By Nguyen Le · September 1, 2014

The fear is strong in 2014 when none of the horror outings thus far climb above mediocrity. Besides, Oculus, The Purge: Anarchy, The Quiet Ones, Michael King and Deliver Us from Evil summon more yawns than screams. As for this? It manages to find the “middle ground” called weak gasping.

Lara Croft’s forgotten child Scarlett (Prowl’s Perdita Weeks) loves to dig, prioritizing what she will find over the dangers involved. No surprise then, that a PhD and knowledge of six languages (two of them dead) might get her plus her band of explorers killed down the Catacombs of Paris.

Once Act 1 is out of the way, As Above, So Below’s biggest surprise surfaces: it doesn’t take place in the Catacombs. Had it not for the French elements in Scarlett and company’s underground trek – a couple of bricks painted with “Rue de…”, the accented not-guides-for-Scarlett-but-are-guides-for-viewers and the name Nicholas Flamel – the film’s setting could have been any network of underground tunnels on Earth. Blame the awesome promo materials for overplaying this detail. Then again, it’s impossible to think the party supervising the Catacombs will allow the film’s set pieces to be pulled off within its skull-littered corridors. Make that one more frustrating point to add to the list, besides the fact that once again found footage gets to be the approach to horrify viewers.  

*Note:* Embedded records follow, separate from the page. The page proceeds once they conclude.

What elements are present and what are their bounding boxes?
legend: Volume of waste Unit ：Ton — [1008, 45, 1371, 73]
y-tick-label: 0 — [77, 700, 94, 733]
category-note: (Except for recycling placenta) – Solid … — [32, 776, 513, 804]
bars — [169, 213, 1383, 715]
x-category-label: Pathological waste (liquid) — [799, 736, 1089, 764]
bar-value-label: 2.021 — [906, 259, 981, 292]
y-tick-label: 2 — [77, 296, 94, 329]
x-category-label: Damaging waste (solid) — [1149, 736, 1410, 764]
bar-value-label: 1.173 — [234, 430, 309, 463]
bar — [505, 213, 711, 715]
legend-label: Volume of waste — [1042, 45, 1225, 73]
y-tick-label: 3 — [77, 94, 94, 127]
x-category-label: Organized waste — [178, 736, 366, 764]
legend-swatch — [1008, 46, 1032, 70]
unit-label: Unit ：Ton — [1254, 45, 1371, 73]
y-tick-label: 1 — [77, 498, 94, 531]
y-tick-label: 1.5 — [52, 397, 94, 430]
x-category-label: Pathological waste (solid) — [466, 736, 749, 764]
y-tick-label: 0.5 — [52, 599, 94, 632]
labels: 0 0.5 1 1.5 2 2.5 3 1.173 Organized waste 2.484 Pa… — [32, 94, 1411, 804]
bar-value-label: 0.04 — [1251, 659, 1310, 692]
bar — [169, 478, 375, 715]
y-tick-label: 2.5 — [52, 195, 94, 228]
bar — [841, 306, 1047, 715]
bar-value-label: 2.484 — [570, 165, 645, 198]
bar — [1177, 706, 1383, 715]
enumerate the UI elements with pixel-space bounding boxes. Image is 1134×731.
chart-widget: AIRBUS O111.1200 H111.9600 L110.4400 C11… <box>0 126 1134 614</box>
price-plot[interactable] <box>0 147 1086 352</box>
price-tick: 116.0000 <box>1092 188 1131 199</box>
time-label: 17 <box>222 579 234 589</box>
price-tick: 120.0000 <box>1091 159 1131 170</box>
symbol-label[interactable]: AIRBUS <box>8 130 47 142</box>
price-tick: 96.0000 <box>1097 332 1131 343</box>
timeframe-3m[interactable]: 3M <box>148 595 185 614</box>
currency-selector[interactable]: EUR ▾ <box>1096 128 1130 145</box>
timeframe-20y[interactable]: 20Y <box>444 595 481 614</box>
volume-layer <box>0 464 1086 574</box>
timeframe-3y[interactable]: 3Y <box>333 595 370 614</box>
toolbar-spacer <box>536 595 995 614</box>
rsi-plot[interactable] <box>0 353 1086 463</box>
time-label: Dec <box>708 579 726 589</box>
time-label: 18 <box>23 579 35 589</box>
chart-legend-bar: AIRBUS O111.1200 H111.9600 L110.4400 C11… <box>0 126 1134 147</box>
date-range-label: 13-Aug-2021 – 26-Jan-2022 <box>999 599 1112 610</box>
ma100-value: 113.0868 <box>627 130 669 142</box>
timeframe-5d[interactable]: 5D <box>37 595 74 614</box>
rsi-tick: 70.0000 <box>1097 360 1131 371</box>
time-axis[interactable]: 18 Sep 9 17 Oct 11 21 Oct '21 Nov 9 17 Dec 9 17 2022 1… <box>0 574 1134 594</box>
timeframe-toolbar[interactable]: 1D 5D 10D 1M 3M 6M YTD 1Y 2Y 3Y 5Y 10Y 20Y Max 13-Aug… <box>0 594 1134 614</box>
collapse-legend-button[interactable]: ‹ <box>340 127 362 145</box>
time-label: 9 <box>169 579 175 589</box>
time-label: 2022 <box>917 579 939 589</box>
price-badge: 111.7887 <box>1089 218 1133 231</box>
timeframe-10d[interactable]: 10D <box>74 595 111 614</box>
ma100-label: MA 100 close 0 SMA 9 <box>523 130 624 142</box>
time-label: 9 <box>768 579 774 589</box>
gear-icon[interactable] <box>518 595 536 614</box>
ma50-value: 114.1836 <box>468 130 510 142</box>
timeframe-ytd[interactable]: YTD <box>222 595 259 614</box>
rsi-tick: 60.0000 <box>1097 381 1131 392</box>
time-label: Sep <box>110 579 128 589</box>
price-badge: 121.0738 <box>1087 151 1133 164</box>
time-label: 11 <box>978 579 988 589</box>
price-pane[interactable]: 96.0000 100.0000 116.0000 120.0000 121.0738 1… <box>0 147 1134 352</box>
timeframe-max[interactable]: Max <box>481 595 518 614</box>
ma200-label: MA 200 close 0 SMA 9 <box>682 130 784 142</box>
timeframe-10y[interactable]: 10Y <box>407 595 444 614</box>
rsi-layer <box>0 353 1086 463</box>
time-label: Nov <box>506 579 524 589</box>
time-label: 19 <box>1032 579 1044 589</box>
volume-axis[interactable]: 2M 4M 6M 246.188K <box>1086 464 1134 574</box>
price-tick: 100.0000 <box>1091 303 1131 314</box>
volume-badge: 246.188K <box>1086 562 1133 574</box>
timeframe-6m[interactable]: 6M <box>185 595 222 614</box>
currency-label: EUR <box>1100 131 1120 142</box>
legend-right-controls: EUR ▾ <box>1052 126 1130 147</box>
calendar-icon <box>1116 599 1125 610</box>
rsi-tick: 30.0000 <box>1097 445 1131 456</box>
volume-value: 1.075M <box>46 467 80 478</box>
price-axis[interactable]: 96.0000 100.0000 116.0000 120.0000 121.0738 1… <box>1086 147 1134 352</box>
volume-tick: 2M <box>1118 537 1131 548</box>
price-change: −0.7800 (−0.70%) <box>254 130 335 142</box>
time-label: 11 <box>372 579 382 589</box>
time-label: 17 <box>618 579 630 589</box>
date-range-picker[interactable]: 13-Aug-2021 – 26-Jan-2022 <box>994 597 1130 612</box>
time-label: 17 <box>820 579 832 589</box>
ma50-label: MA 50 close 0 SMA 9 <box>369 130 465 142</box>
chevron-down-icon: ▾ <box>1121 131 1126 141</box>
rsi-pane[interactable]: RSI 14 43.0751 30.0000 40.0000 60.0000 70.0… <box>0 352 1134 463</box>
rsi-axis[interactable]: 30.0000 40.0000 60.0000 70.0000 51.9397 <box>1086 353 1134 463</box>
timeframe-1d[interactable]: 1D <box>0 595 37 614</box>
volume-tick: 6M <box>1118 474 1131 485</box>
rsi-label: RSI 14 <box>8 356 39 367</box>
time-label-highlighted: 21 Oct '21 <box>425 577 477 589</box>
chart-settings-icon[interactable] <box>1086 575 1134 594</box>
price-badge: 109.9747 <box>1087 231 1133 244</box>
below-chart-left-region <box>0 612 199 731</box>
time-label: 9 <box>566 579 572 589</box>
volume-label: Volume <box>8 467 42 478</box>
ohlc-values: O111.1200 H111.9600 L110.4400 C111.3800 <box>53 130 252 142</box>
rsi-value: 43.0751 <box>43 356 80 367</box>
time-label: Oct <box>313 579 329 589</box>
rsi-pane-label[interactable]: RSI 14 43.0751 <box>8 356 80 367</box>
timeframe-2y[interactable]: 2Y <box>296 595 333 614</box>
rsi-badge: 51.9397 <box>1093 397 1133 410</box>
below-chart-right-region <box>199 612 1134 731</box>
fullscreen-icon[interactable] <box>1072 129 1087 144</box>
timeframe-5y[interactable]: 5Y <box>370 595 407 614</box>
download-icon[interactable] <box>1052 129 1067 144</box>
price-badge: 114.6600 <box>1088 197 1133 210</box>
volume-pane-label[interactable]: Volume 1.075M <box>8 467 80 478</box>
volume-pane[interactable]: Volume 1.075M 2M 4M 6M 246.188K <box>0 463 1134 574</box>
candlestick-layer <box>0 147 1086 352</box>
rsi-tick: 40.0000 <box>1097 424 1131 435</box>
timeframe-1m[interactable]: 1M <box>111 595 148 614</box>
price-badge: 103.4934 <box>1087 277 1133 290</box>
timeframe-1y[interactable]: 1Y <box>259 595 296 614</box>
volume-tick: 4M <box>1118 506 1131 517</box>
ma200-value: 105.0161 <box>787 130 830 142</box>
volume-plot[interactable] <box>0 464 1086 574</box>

That being said, director Dowdle and team nail the claustrophobic atmosphere. Switching between conventional and helmet cams make everything feels tight and suffocating; at one point I did find myself hyperventilating slightly. The uneasiness of the setting is nicely reinforced thanks to our characters’ visions, appearances of unexplained characters like an all-witch choir or those wandering Death Eaters-like creatures, an otherworldly siren and the bizarre layout of the tunnels. Dowdle has the skills to bring the best out of an enclosed setting à la Neil Marshall’s fantastic The Descent. Shame the similarities end there.

As Above, So Below’s scary moments could have been the real deal, but the best they can do is disturb. Sequences aren’t seen in the trailers, i.e. not the piano or burning car, are quite brilliant idea-wise, sadly they are executed in a manner that is either too rushed or accompanied by the accidental turn of the volume knob to 11. It doesn’t help that the characters are unexciting and unrealistic, spewing equally unexciting and unrealistic lines. There is Scarlett’s ex-boyfriend George (Mad Men’s Ben Feldman), let’s say at one point he will confess how much he really loves her. Cameraman Jacob (The Purge’s Edwin Hodge) doesn’t feel safe in a place like this, maybe he should be comforted by Scarlett. The explorer trio Papillon, Zed and Souxie (Frank’s Francois Civil, Zero Dark Thirty’s Ali Marhyar and in her acting debut, respectively) have never been to this part of the tunnels before, by logic they should bicker with Scarlett. Everything has ‘safe’ written all over it undermines whatever newness the premise and plot elements contain. At least Weeks is convincing as a passionate archeologist, constant bossiness and ‘can-we-just-blow-it-off-and-move-on’ attitude aside.

Uncomfortable is definitely the word to describe the position of As Above, So Below in my mind – it runs on ‘interesting’ but doesn’t want to operate there. Either pop in The Descent or, even better, get the first three Indiana Jones films and do a marathon.